In a laboratory study, eosinophilia (an increase in the number of eosinophils) is detected in the blood test. Fecal analysis (coprogram) reveals an increased content of erythrocytes, eosinophils, neutrophils. Histological examination of biopsies of the mucosa of the small intestine reveals signs of inflammation (edema and hemorrhage), infiltration of its own plate by lymphocytes, mast and plasma cells. In some cases, partial atrophy of the villi is detected. When conducting a specific allergological study, the content of total IgE, as well as specific IgE and IgG is determined, skin allergy tests with a set of food allergens are used.
Differential diagnosis of allergic enteropathy is carried out primarily with gluten enteropathy, in which there are no extra-intestinal manifestations of allergy, antigliadin IgA antibodies and antibodies to transglutaminase are detected.
Therapeutic measures include allergen elimination and the appointment of a hypoallergenic diet, the use of antihistamines and anti-inflammatory drugs, enterosorbents, enzymes and membrane stabilizers, symptomatic treatment of individual manifestations of the disease.

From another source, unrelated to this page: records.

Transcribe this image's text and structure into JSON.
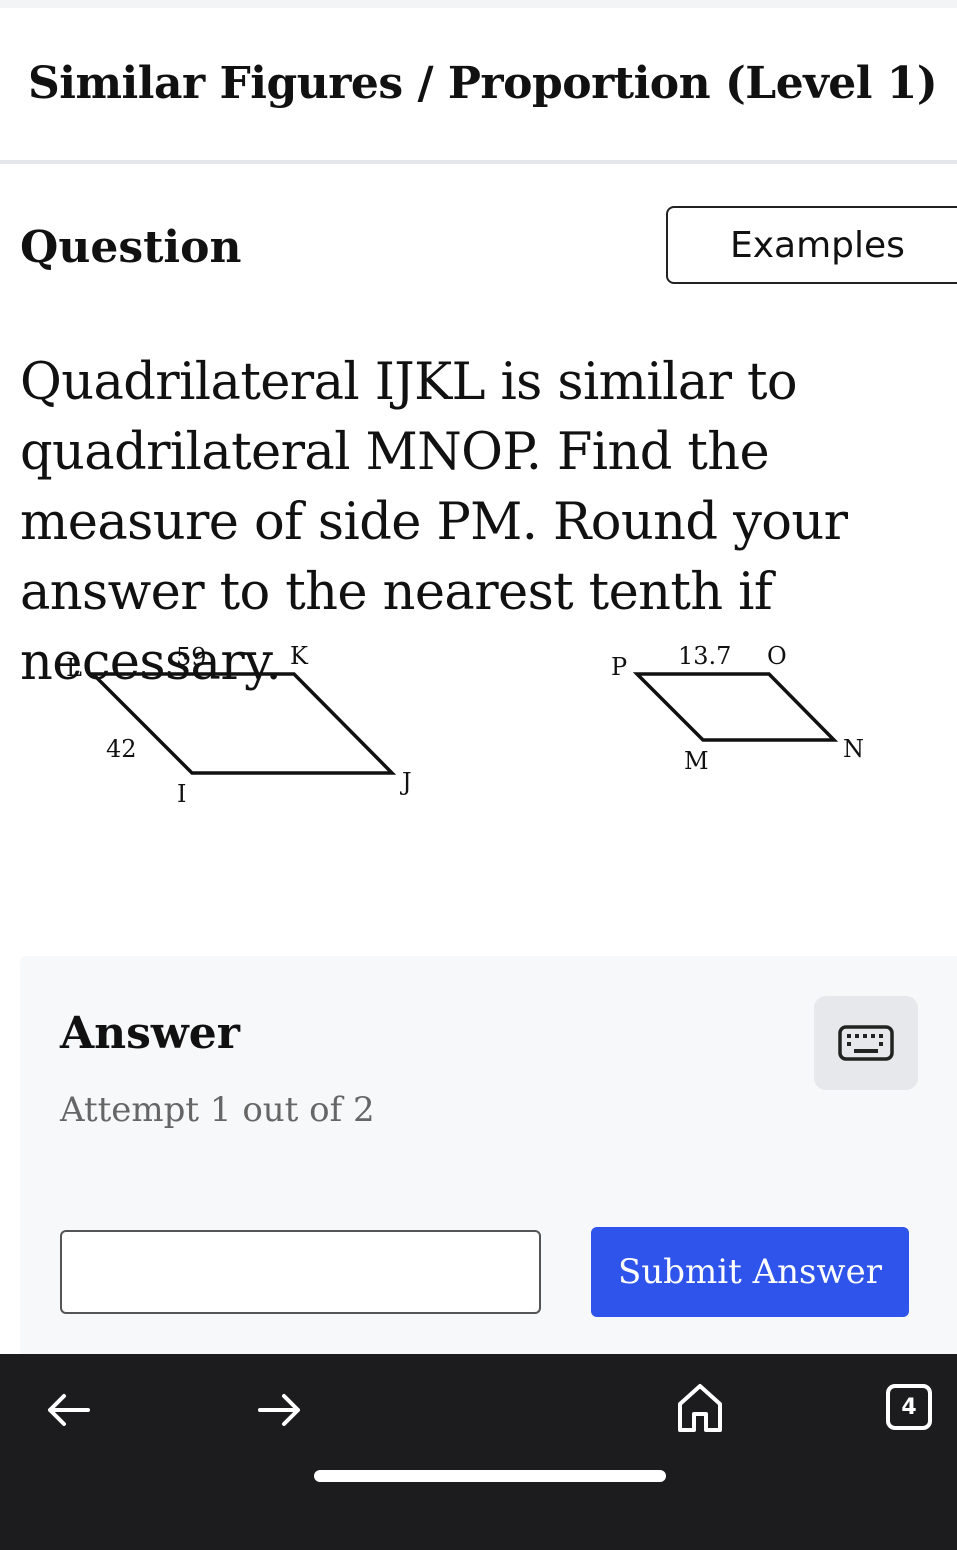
{
  "header": {
    "title": "Similar Figures / Proportion (Level 1)"
  },
  "question": {
    "heading": "Question",
    "examples_label": "Examples",
    "text": "Quadrilateral IJKL is similar to quadrilateral MNOP. Find the measure of side PM. Round your answer to the nearest tenth if necessary."
  },
  "figure": {
    "ijkl": {
      "L": "L",
      "K": "K",
      "J": "J",
      "I": "I",
      "side_lk": "59",
      "side_li": "42"
    },
    "mnop": {
      "P": "P",
      "O": "O",
      "N": "N",
      "M": "M",
      "side_po": "13.7"
    }
  },
  "answer": {
    "heading": "Answer",
    "attempt": "Attempt 1 out of 2",
    "input_value": "",
    "submit_label": "Submit Answer"
  },
  "browser_nav": {
    "tab_count": "4"
  }
}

If breastfeeding is carried out, it is necessary to draw up a strict hypoallergenic diet for the mother with the exception of potential food allergens and individually intolerant foods. Children who are on artificial feeding are prescribed special therapeutic mixtures with whey and casein protein hydrolysates, as well as mixtures based on goat’s milk. The timing of the introduction of complementary foods to children with allergic enteropathy is postponed to 5-6 months of life, while hypoallergenic cereals (buckwheat, rice, corn), single-component vegetable purees, meat (veal, horse meat, pork, rabbit, turkey) are used. Cow’s milk, cottage cheese, fish and eggs are completely abandoned in the first year of life, peanuts are excluded for up to three years. Older children and adults follow an individually selected hypoallergenic diet for at least six months.

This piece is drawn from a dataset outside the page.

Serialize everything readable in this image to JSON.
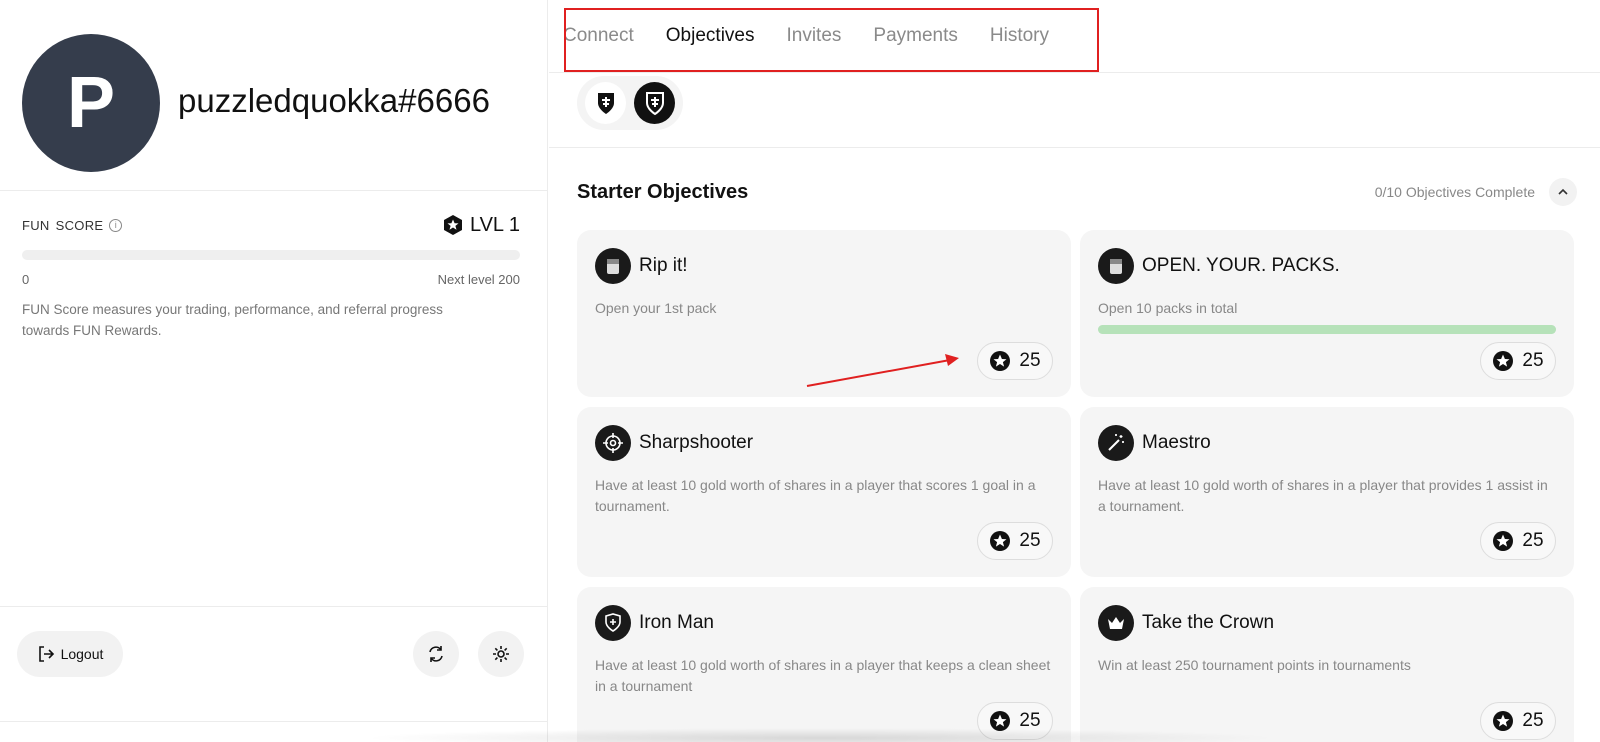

From antihistamines in the first year of life, it is recommended to use dimethinden (in drops), chloropyramine (in tablets), cetirizine (in drops), as well as ketotifen. Loratadine can be used from a year old, and fexofenadine hydrochloride and ebastine can be used from six years old. Enterosorbents are usually applied for one to two weeks during the period of exacerbation. According to the indications, enzymes (pancreatin), preparations containing bifidobacteria and lactobacilli, symptomatic agents (defoamers, antiemetics) are prescribed.
Prognosis and prevention
Switching to an elimination diet leads to regression of enteropathy symptoms. Serious health consequences usually do not develop. Prevention of allergic enteropathy consists in the observance by a pregnant and nursing mother of a hypoallergenic diet, breastfeeding up to 4-6 months of life, the introduction of complementary foods to the child no earlier than the fourth month of life, the exclusion of potential allergens from the diet at an older age and in adults.